Being your own boss has a lot of benefits, and can bring some significant profits your way, but there are always risks involved when starting from the ground up. This is why many of those with the entrepreneurial spirit have found that buying an existing business has a higher risk-to-reward ration and eliminates some of the legwork required to start a new business. On the flip side, for experienced business owners, selling your business allows you to take a break (perhaps that backpacking trip you’ve always dreamed of?) or turn attention to a new venture without abandoning an existing operation. Like many commercial transactions, buying and selling a business has many moving pieces, and some unique features you need to keep in mind. Consider the following tips:
- Use the Right Broker. If using a broker, find a broker with experience in the relevant field. The framework and terms of the deal will usually be determined at the Letter of Intent stage, before attorneys get involved.
- Gather All Information. Whether you are buying or selling, get as much information as possible about your counterpart. If you are selling, confirm the buyer is financially solvent and competent to effectuate the transaction. If you are buying, research the seller’s business. While you will not be able to perform a complete review at the nascent stages of the deal (it will happen when lawyers get involved), learning as much as possible prior to a letter of intent can help to set a fair purchase price and reasonable expectations from the get-go.
- Take Advantage of the Letter of Intent. The Letter of Intent (LOI) is the first opportunity to put terms on paper. Use it to set a fair price from the beginning; changing the price only increases transaction costs. Also, prudent buyers and sellers can address other preliminary deal points at this stage. Once the LOI is drafted, talk to an accountant or tax attorney about the deal structure and its tax ramifications to avoid nasty surprises later.

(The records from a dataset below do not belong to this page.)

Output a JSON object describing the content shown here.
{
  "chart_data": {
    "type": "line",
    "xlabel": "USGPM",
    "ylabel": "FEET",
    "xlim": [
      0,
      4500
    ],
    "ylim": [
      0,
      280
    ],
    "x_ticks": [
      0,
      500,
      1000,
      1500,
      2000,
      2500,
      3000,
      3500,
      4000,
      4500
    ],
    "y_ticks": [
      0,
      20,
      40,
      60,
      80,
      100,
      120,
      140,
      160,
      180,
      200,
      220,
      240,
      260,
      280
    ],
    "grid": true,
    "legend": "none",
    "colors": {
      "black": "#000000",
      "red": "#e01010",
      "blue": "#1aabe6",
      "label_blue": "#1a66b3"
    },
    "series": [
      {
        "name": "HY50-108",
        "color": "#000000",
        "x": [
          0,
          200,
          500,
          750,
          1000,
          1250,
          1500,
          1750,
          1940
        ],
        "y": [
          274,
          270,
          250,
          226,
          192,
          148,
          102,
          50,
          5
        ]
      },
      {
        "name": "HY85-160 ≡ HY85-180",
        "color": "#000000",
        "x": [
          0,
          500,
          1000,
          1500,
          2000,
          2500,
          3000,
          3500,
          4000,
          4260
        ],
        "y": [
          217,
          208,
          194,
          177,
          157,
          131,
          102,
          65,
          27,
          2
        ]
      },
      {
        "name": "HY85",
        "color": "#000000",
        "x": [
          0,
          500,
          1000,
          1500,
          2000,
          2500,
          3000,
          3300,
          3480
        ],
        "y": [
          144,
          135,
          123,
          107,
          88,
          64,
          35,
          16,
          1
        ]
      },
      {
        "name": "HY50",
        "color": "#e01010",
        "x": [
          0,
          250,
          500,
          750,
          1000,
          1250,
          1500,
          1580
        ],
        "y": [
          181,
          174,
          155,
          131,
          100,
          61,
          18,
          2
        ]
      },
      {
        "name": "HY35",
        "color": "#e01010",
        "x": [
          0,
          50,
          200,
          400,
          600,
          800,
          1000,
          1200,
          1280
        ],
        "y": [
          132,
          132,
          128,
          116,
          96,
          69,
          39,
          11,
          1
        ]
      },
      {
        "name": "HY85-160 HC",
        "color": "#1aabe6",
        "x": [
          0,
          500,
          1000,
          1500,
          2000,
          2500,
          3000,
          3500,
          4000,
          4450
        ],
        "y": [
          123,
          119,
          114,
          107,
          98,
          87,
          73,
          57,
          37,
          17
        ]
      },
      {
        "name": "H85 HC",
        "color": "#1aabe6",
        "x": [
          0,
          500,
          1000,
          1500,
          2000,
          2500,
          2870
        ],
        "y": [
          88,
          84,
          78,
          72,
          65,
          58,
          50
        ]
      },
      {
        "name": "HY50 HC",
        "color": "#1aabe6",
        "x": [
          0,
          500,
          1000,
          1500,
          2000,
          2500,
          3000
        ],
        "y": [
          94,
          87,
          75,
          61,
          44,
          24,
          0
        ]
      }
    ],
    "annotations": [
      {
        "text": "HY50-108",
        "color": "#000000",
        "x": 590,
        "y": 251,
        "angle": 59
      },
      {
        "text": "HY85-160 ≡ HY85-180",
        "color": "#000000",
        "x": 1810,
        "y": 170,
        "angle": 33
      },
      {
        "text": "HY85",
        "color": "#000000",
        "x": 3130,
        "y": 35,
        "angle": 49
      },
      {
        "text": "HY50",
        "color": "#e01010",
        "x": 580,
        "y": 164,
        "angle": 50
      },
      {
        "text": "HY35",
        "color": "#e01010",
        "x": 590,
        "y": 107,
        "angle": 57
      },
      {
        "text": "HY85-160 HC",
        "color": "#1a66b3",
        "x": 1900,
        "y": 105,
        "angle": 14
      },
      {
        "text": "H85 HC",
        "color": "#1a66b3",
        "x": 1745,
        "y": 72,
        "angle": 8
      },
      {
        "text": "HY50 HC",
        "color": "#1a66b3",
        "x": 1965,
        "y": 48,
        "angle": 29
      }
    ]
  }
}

- Do Your Due Diligence. Due diligence is the investigation and appraisal of the deal’s business and principals. This is the point where all parties ensure that they know all risks, each other’s histories, and any relevant information about the business and the transaction. This is also a good time to retain experienced business attorneys to sift through all documents. Important documents include:
- Organizational: bylaws, operating agreement, articles of organization/incorporation, annual reports, minute books, amendments, stock/unit certificates
- Title: real property, equipment, automobiles, software, intellectual property
- Operations: leases, service contracts, vendor agreements
- Government: licenses, permits, sanctions, FOIA history
- Determine Protections for After the Deal is Done. Post-closing protections are sometimes necessary, particularly when a party still has to perform some tasks after executing the deal. This can occur when parties agree to installment payments, where not all money is exchanged at closing, or when the seller must meet some predetermined conditions. Additionally, attorneys can draft effective representations and warranties, indemnification clauses and breach provisions to cover situations when the other party does not perform its obligations. However, these should be used as a failsafe and do not replace comprehensive due diligence, as their enforcement requires expensive and time-consuming lawsuits.